At around noon on 14 December, a middle-aged man was painting on a wall of Jamia Millia Islamia’s Chemistry Department that faces the varsity’s Central Canteen. That day, many students were painting colourful messages on every other wall in Jamia, expressing their opposition to the recently enacted Citizenship (Amendment) Act, 2019.
But the man’s brush strokes were an attempt to efface an Islamic proclamation of faith written in Arabic on the wall: “La ilaha illallah”—There is no god but Allah. A group of about fifteen students and security guards were standing next to him. The group started cheering on the guards for paying heed to their complaint against the “communal slogan,” and asking someone to repaint it. At that moment, another group of about ten–fifteen students walked into scene, visibly upset at the attempt of effacement.
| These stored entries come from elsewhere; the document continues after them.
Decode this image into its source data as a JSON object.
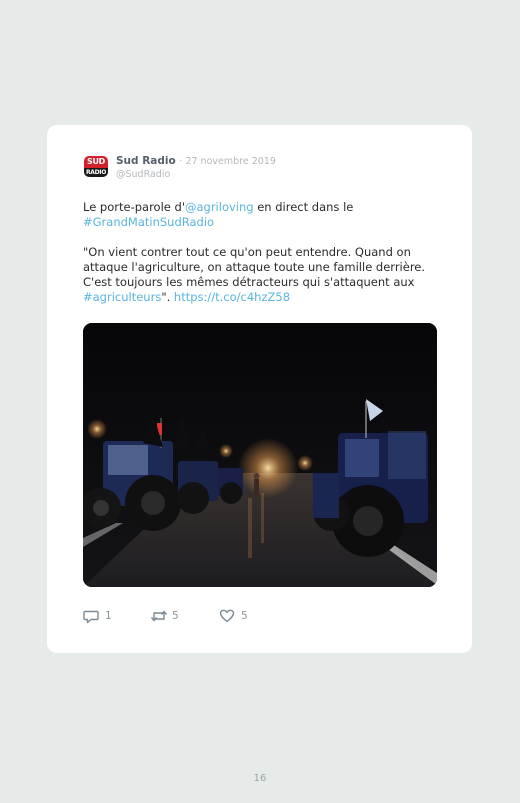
{
  "tweet": {
    "avatar": {
      "top_text": "SUD",
      "bottom_text": "RADIO"
    },
    "author_name": "Sud Radio",
    "separator": "·",
    "date": "27 novembre 2019",
    "handle": "@SudRadio",
    "paragraph1": {
      "prefix": "Le porte-parole d'",
      "mention": "@agriloving",
      "middle": " en direct dans le",
      "hashtag": "#GrandMatinSudRadio"
    },
    "paragraph2": {
      "quote": "\"On vient contrer tout ce qu'on peut entendre. Quand on attaque l'agriculture, on attaque toute une famille derrière. C'est toujours les mêmes détracteurs qui s'attaquent aux ",
      "hashtag": "#agriculteurs",
      "suffix": "\". ",
      "url": "https://t.co/c4hzZ58"
    },
    "media": {
      "description_icon": "photo-tractors-night"
    },
    "actions": {
      "reply_count": "1",
      "retweet_count": "5",
      "like_count": "5"
    },
    "colors": {
      "link": "#5ab4e0",
      "brand_red": "#d4202a"
    }
  },
  "page": {
    "number": "16"
  }
}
One of them said, “How dare you attempt to remove this? Isn’t this the whole reason why Citizenship Amendment Act and National Register of Citizens are being used to target us?”
The man holding the brush sensed the tension and quickly walked away. One of the students from the second group rewrote the two words that had been painted over by then. Students from the second group began telling those gathered there that the CAA needed to be seen as an attack on Islam and Muslims, and that it must be an entry point for Muslim assertion. The first group retorted by calling the slogan “communal” in an otherwise secular movement—“Non-Muslims are also joining in, after all,” one of them said.
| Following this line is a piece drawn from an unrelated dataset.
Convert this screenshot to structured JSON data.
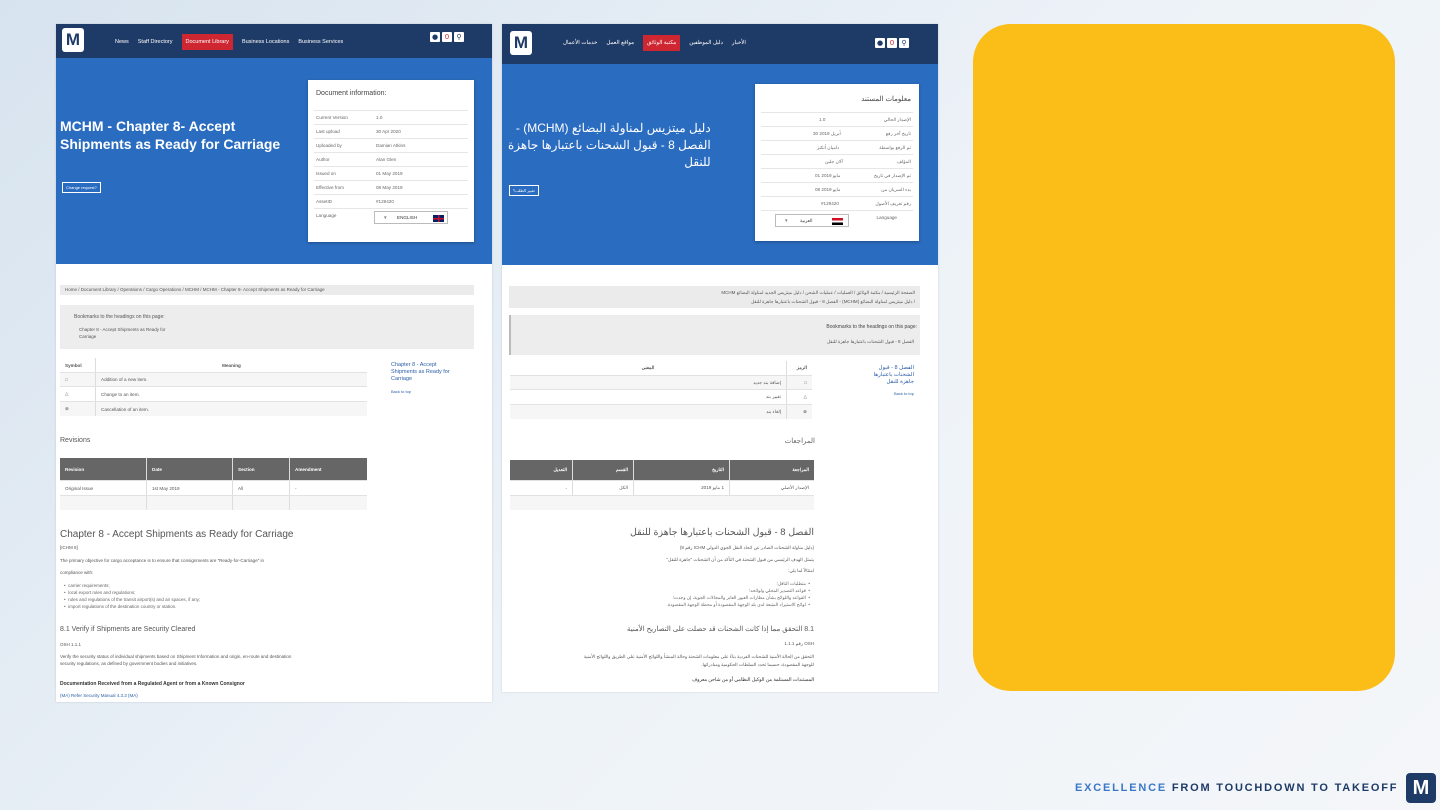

Perhaps to tone down the Muslimness that the wall reflected, by the evening, other graffiti had been painted next to the proclamation—“Secular India” and “Be United” in English; “Civil Naafarmaani,” or “civil disobedience,” and “Sab ek hain,” or “all are equal,” in Devanagari script. Later that day, students gathered at Gate 7 of the campus amid slogans of the communist greeting, “Lal salaam”—or red salute—and “Inquilaab Zindabaad”—Long live the revolution.
One by one, they took up the microphone to speak about the CAA-NRC issue. The left-liberal student leaders, who were controlling the speakers’ order, shouted down anyone who tried to make a point about CAA and NRC primarily being about anti-Islam politics. They accused those who raised slogans like Allahu Akbar—God is great—of communal sloganeering. The left-liberal students made statements such as, “Let us be united. Don’t give a communal colour to the movement,” and “We will not allow ‘La ilaha’ to be shouted here.”